The lab and the additional scientists will join the first Canadian team sent earlier in the Kailahun district of eastern Sierra Leone. The area is near the borders of Guinea and Liberia. Working with the Médecins Sans Frontières (Doctors Without Borders), the second team will monitor the value and success of infection prevention measures, such as hand-washing stations, face masks and disposal sites.
Experts had long highlighted that the time and tested soap-and-water solution can highly prevent the passing of the virus from one person to another. The Public Health Agency of Canada reiterated the Ebola virus is spread through direct contact with infected bodily fluids.
The first Canadian mobile lab team, on one end, will continue delivering rapid diagnostic support and produce immediate results within hours to help local healthcare workers give effective prognosis and care to the affected.
Meantime, a Hercules aircraft carrying 128,000 face shields has been deployed to Freetown, Sierra Leone. Canada made the donation on the request of WHO. The Public Health Agency of Canada said WHO had requested a total of 300,000 face shields.
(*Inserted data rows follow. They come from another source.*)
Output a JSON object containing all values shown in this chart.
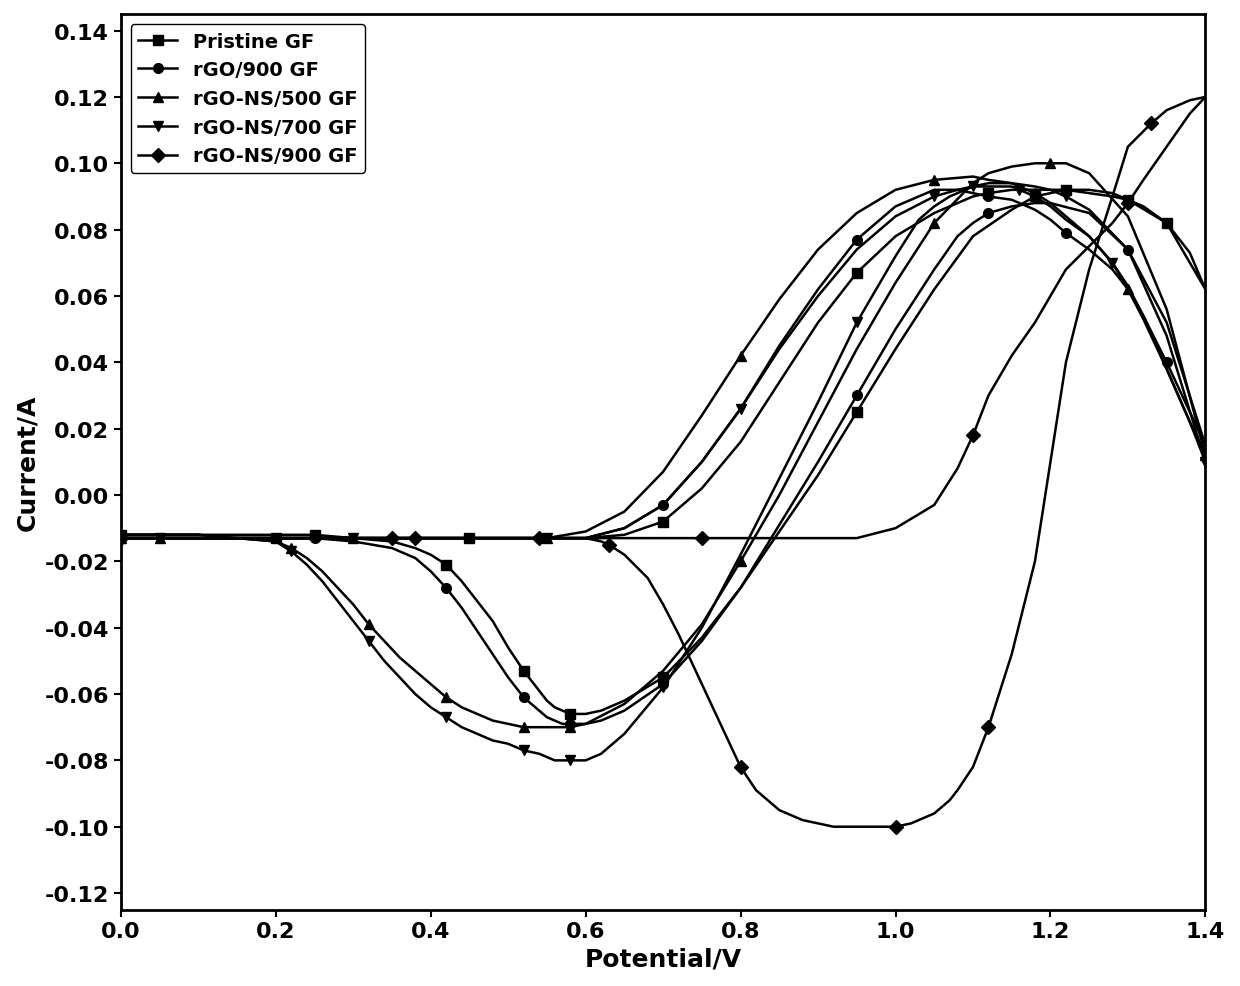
{
  "title": "",
  "xlabel": "Potential/V",
  "ylabel": "Current/A",
  "xlim": [
    0.0,
    1.4
  ],
  "ylim": [
    -0.125,
    0.145
  ],
  "xticks": [
    0.0,
    0.2,
    0.4,
    0.6,
    0.8,
    1.0,
    1.2,
    1.4
  ],
  "yticks": [
    -0.12,
    -0.1,
    -0.08,
    -0.06,
    -0.04,
    -0.02,
    0.0,
    0.02,
    0.04,
    0.06,
    0.08,
    0.1,
    0.12,
    0.14
  ],
  "series": [
    {
      "label": "Pristine GF",
      "marker": "s",
      "linewidth": 1.8,
      "markersize": 7,
      "markevery": 5,
      "x": [
        0.0,
        0.05,
        0.1,
        0.15,
        0.2,
        0.25,
        0.3,
        0.35,
        0.38,
        0.4,
        0.42,
        0.44,
        0.46,
        0.48,
        0.5,
        0.52,
        0.54,
        0.55,
        0.56,
        0.57,
        0.58,
        0.59,
        0.6,
        0.62,
        0.65,
        0.7,
        0.75,
        0.8,
        0.85,
        0.9,
        0.95,
        1.0,
        1.05,
        1.1,
        1.15,
        1.18,
        1.2,
        1.22,
        1.25,
        1.28,
        1.3,
        1.35,
        1.4,
        1.4,
        1.38,
        1.35,
        1.32,
        1.3,
        1.28,
        1.25,
        1.22,
        1.2,
        1.18,
        1.16,
        1.15,
        1.12,
        1.1,
        1.08,
        1.05,
        1.0,
        0.95,
        0.9,
        0.85,
        0.8,
        0.75,
        0.7,
        0.65,
        0.6,
        0.55,
        0.5,
        0.45,
        0.4,
        0.35,
        0.3,
        0.25,
        0.2,
        0.15,
        0.1,
        0.05,
        0.0
      ],
      "y": [
        -0.012,
        -0.012,
        -0.012,
        -0.012,
        -0.012,
        -0.012,
        -0.013,
        -0.014,
        -0.016,
        -0.018,
        -0.021,
        -0.026,
        -0.032,
        -0.038,
        -0.046,
        -0.053,
        -0.059,
        -0.062,
        -0.064,
        -0.065,
        -0.066,
        -0.066,
        -0.066,
        -0.065,
        -0.062,
        -0.055,
        -0.043,
        -0.028,
        -0.011,
        0.006,
        0.025,
        0.044,
        0.062,
        0.078,
        0.086,
        0.09,
        0.091,
        0.092,
        0.092,
        0.091,
        0.089,
        0.082,
        0.062,
        0.062,
        0.073,
        0.082,
        0.087,
        0.089,
        0.09,
        0.091,
        0.092,
        0.092,
        0.092,
        0.092,
        0.092,
        0.091,
        0.09,
        0.088,
        0.085,
        0.078,
        0.067,
        0.052,
        0.034,
        0.016,
        0.002,
        -0.008,
        -0.012,
        -0.013,
        -0.013,
        -0.013,
        -0.013,
        -0.013,
        -0.013,
        -0.013,
        -0.013,
        -0.013,
        -0.013,
        -0.012,
        -0.012,
        -0.012
      ]
    },
    {
      "label": "rGO/900 GF",
      "marker": "o",
      "linewidth": 1.8,
      "markersize": 7,
      "markevery": 5,
      "x": [
        0.0,
        0.05,
        0.1,
        0.15,
        0.2,
        0.25,
        0.3,
        0.35,
        0.38,
        0.4,
        0.42,
        0.44,
        0.46,
        0.48,
        0.5,
        0.52,
        0.54,
        0.55,
        0.56,
        0.57,
        0.58,
        0.59,
        0.6,
        0.62,
        0.65,
        0.7,
        0.75,
        0.8,
        0.85,
        0.9,
        0.95,
        1.0,
        1.05,
        1.08,
        1.1,
        1.12,
        1.15,
        1.18,
        1.2,
        1.25,
        1.3,
        1.35,
        1.4,
        1.4,
        1.38,
        1.35,
        1.32,
        1.3,
        1.28,
        1.25,
        1.22,
        1.2,
        1.18,
        1.16,
        1.15,
        1.12,
        1.1,
        1.08,
        1.05,
        1.0,
        0.95,
        0.9,
        0.85,
        0.8,
        0.75,
        0.7,
        0.65,
        0.6,
        0.55,
        0.5,
        0.45,
        0.4,
        0.35,
        0.3,
        0.25,
        0.2,
        0.15,
        0.1,
        0.05,
        0.0
      ],
      "y": [
        -0.013,
        -0.013,
        -0.013,
        -0.013,
        -0.013,
        -0.013,
        -0.014,
        -0.016,
        -0.019,
        -0.023,
        -0.028,
        -0.034,
        -0.041,
        -0.048,
        -0.055,
        -0.061,
        -0.065,
        -0.067,
        -0.068,
        -0.069,
        -0.069,
        -0.069,
        -0.069,
        -0.068,
        -0.065,
        -0.057,
        -0.044,
        -0.028,
        -0.009,
        0.01,
        0.03,
        0.05,
        0.068,
        0.078,
        0.082,
        0.085,
        0.087,
        0.088,
        0.088,
        0.085,
        0.074,
        0.052,
        0.015,
        0.015,
        0.025,
        0.04,
        0.054,
        0.062,
        0.068,
        0.074,
        0.079,
        0.083,
        0.086,
        0.088,
        0.089,
        0.09,
        0.091,
        0.092,
        0.092,
        0.087,
        0.077,
        0.062,
        0.045,
        0.026,
        0.01,
        -0.003,
        -0.01,
        -0.013,
        -0.013,
        -0.013,
        -0.013,
        -0.013,
        -0.013,
        -0.013,
        -0.013,
        -0.013,
        -0.013,
        -0.013,
        -0.013,
        -0.013
      ]
    },
    {
      "label": "rGO-NS/500 GF",
      "marker": "^",
      "linewidth": 1.8,
      "markersize": 7,
      "markevery": 5,
      "x": [
        0.0,
        0.05,
        0.1,
        0.15,
        0.2,
        0.22,
        0.24,
        0.26,
        0.28,
        0.3,
        0.32,
        0.34,
        0.36,
        0.38,
        0.4,
        0.42,
        0.44,
        0.46,
        0.48,
        0.5,
        0.52,
        0.54,
        0.55,
        0.56,
        0.57,
        0.58,
        0.6,
        0.65,
        0.7,
        0.75,
        0.8,
        0.85,
        0.9,
        0.95,
        1.0,
        1.05,
        1.1,
        1.12,
        1.15,
        1.18,
        1.2,
        1.22,
        1.25,
        1.3,
        1.35,
        1.4,
        1.4,
        1.38,
        1.35,
        1.32,
        1.3,
        1.28,
        1.25,
        1.22,
        1.2,
        1.18,
        1.16,
        1.15,
        1.12,
        1.1,
        1.05,
        1.0,
        0.95,
        0.9,
        0.85,
        0.8,
        0.75,
        0.7,
        0.65,
        0.6,
        0.55,
        0.5,
        0.45,
        0.4,
        0.35,
        0.3,
        0.25,
        0.2,
        0.15,
        0.1,
        0.05,
        0.0
      ],
      "y": [
        -0.013,
        -0.013,
        -0.013,
        -0.013,
        -0.014,
        -0.016,
        -0.019,
        -0.023,
        -0.028,
        -0.033,
        -0.039,
        -0.044,
        -0.049,
        -0.053,
        -0.057,
        -0.061,
        -0.064,
        -0.066,
        -0.068,
        -0.069,
        -0.07,
        -0.07,
        -0.07,
        -0.07,
        -0.07,
        -0.07,
        -0.069,
        -0.063,
        -0.053,
        -0.039,
        -0.02,
        0.0,
        0.022,
        0.044,
        0.064,
        0.082,
        0.094,
        0.097,
        0.099,
        0.1,
        0.1,
        0.1,
        0.097,
        0.084,
        0.056,
        0.012,
        0.012,
        0.022,
        0.038,
        0.053,
        0.062,
        0.07,
        0.078,
        0.084,
        0.088,
        0.091,
        0.093,
        0.094,
        0.095,
        0.096,
        0.095,
        0.092,
        0.085,
        0.074,
        0.059,
        0.042,
        0.024,
        0.007,
        -0.005,
        -0.011,
        -0.013,
        -0.013,
        -0.013,
        -0.013,
        -0.013,
        -0.013,
        -0.013,
        -0.013,
        -0.013,
        -0.013,
        -0.013,
        -0.013
      ]
    },
    {
      "label": "rGO-NS/700 GF",
      "marker": "v",
      "linewidth": 1.8,
      "markersize": 7,
      "markevery": 5,
      "x": [
        0.0,
        0.05,
        0.1,
        0.15,
        0.2,
        0.22,
        0.24,
        0.26,
        0.28,
        0.3,
        0.32,
        0.34,
        0.36,
        0.38,
        0.4,
        0.42,
        0.44,
        0.46,
        0.48,
        0.5,
        0.52,
        0.54,
        0.55,
        0.56,
        0.57,
        0.58,
        0.59,
        0.6,
        0.62,
        0.65,
        0.7,
        0.75,
        0.8,
        0.85,
        0.9,
        0.95,
        1.0,
        1.03,
        1.05,
        1.07,
        1.1,
        1.12,
        1.15,
        1.18,
        1.2,
        1.22,
        1.25,
        1.3,
        1.35,
        1.4,
        1.4,
        1.38,
        1.35,
        1.32,
        1.3,
        1.28,
        1.25,
        1.22,
        1.2,
        1.18,
        1.16,
        1.15,
        1.12,
        1.1,
        1.08,
        1.05,
        1.0,
        0.95,
        0.9,
        0.85,
        0.8,
        0.75,
        0.7,
        0.65,
        0.6,
        0.55,
        0.5,
        0.45,
        0.4,
        0.35,
        0.3,
        0.25,
        0.2,
        0.15,
        0.1,
        0.05,
        0.0
      ],
      "y": [
        -0.013,
        -0.013,
        -0.013,
        -0.013,
        -0.014,
        -0.017,
        -0.021,
        -0.026,
        -0.032,
        -0.038,
        -0.044,
        -0.05,
        -0.055,
        -0.06,
        -0.064,
        -0.067,
        -0.07,
        -0.072,
        -0.074,
        -0.075,
        -0.077,
        -0.078,
        -0.079,
        -0.08,
        -0.08,
        -0.08,
        -0.08,
        -0.08,
        -0.078,
        -0.072,
        -0.058,
        -0.04,
        -0.018,
        0.005,
        0.028,
        0.052,
        0.072,
        0.083,
        0.087,
        0.09,
        0.093,
        0.094,
        0.094,
        0.093,
        0.092,
        0.09,
        0.086,
        0.074,
        0.048,
        0.01,
        0.01,
        0.022,
        0.038,
        0.054,
        0.063,
        0.07,
        0.078,
        0.083,
        0.087,
        0.09,
        0.092,
        0.093,
        0.093,
        0.093,
        0.092,
        0.09,
        0.084,
        0.074,
        0.06,
        0.044,
        0.026,
        0.01,
        -0.003,
        -0.01,
        -0.013,
        -0.013,
        -0.013,
        -0.013,
        -0.013,
        -0.013,
        -0.013,
        -0.013,
        -0.013,
        -0.013,
        -0.013,
        -0.013,
        -0.013
      ]
    },
    {
      "label": "rGO-NS/900 GF",
      "marker": "D",
      "linewidth": 1.8,
      "markersize": 7,
      "markevery": 8,
      "x": [
        0.0,
        0.05,
        0.1,
        0.15,
        0.2,
        0.25,
        0.3,
        0.35,
        0.38,
        0.4,
        0.42,
        0.44,
        0.46,
        0.48,
        0.5,
        0.52,
        0.54,
        0.55,
        0.56,
        0.57,
        0.58,
        0.59,
        0.6,
        0.62,
        0.63,
        0.65,
        0.68,
        0.7,
        0.72,
        0.74,
        0.76,
        0.78,
        0.8,
        0.82,
        0.85,
        0.88,
        0.9,
        0.92,
        0.95,
        0.98,
        1.0,
        1.02,
        1.04,
        1.05,
        1.06,
        1.07,
        1.08,
        1.1,
        1.12,
        1.15,
        1.18,
        1.2,
        1.22,
        1.25,
        1.28,
        1.3,
        1.33,
        1.35,
        1.38,
        1.4,
        1.4,
        1.38,
        1.35,
        1.32,
        1.3,
        1.28,
        1.25,
        1.22,
        1.2,
        1.18,
        1.15,
        1.12,
        1.1,
        1.08,
        1.05,
        1.0,
        0.95,
        0.9,
        0.85,
        0.8,
        0.75,
        0.7,
        0.65,
        0.6,
        0.55,
        0.5,
        0.45,
        0.4,
        0.35,
        0.3,
        0.25,
        0.2,
        0.15,
        0.1,
        0.05,
        0.0
      ],
      "y": [
        -0.013,
        -0.013,
        -0.013,
        -0.013,
        -0.013,
        -0.013,
        -0.013,
        -0.013,
        -0.013,
        -0.013,
        -0.013,
        -0.013,
        -0.013,
        -0.013,
        -0.013,
        -0.013,
        -0.013,
        -0.013,
        -0.013,
        -0.013,
        -0.013,
        -0.013,
        -0.013,
        -0.014,
        -0.015,
        -0.018,
        -0.025,
        -0.033,
        -0.042,
        -0.052,
        -0.062,
        -0.072,
        -0.082,
        -0.089,
        -0.095,
        -0.098,
        -0.099,
        -0.1,
        -0.1,
        -0.1,
        -0.1,
        -0.099,
        -0.097,
        -0.096,
        -0.094,
        -0.092,
        -0.089,
        -0.082,
        -0.07,
        -0.048,
        -0.02,
        0.01,
        0.04,
        0.068,
        0.09,
        0.105,
        0.112,
        0.116,
        0.119,
        0.12,
        0.12,
        0.115,
        0.105,
        0.095,
        0.088,
        0.082,
        0.075,
        0.068,
        0.06,
        0.052,
        0.042,
        0.03,
        0.018,
        0.008,
        -0.003,
        -0.01,
        -0.013,
        -0.013,
        -0.013,
        -0.013,
        -0.013,
        -0.013,
        -0.013,
        -0.013,
        -0.013,
        -0.013,
        -0.013,
        -0.013,
        -0.013,
        -0.013,
        -0.013,
        -0.013,
        -0.013,
        -0.013,
        -0.013,
        -0.013
      ]
    }
  ],
  "legend_loc": "upper left",
  "fontsize_axis_label": 18,
  "fontsize_tick": 16,
  "fontsize_legend": 14,
  "background_color": "#ffffff"
}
The remaining will be shipped within the next week.
Canada has so far extended $35.4 million humanitarian, security and public health interventions support to help the three West African nations battle the spread of the Ebola virus. Moreover, it likewise sent 1,000 doses on an experimental Ebola vaccine named VSV-EBOV to the UN's World Health Organization.
In September, various researchers warned the Ebola epidemic now plaguing Sierra Leone, Guinea, as well as Liberia could last 12 to 18 months more. The U.S. Centres for Disease Control and Prevention, meantime, expects infected cases to reach half a million by end of Jan 2015.
"We hope we're wrong," Bryan Lewis, an epidemiologist at the Virginia Bioinformatics Institute at Virginia Tech, had earlier told the New York Times. The rampaging outbreak requires more than US$1 billion so it can be eradicated and eventually controlled, the United Nations has said.
The region was last hit by the Ebola virus from 2000 to 2001. Uganda was also involved then, but the total number of cases a decade ago only affected 425.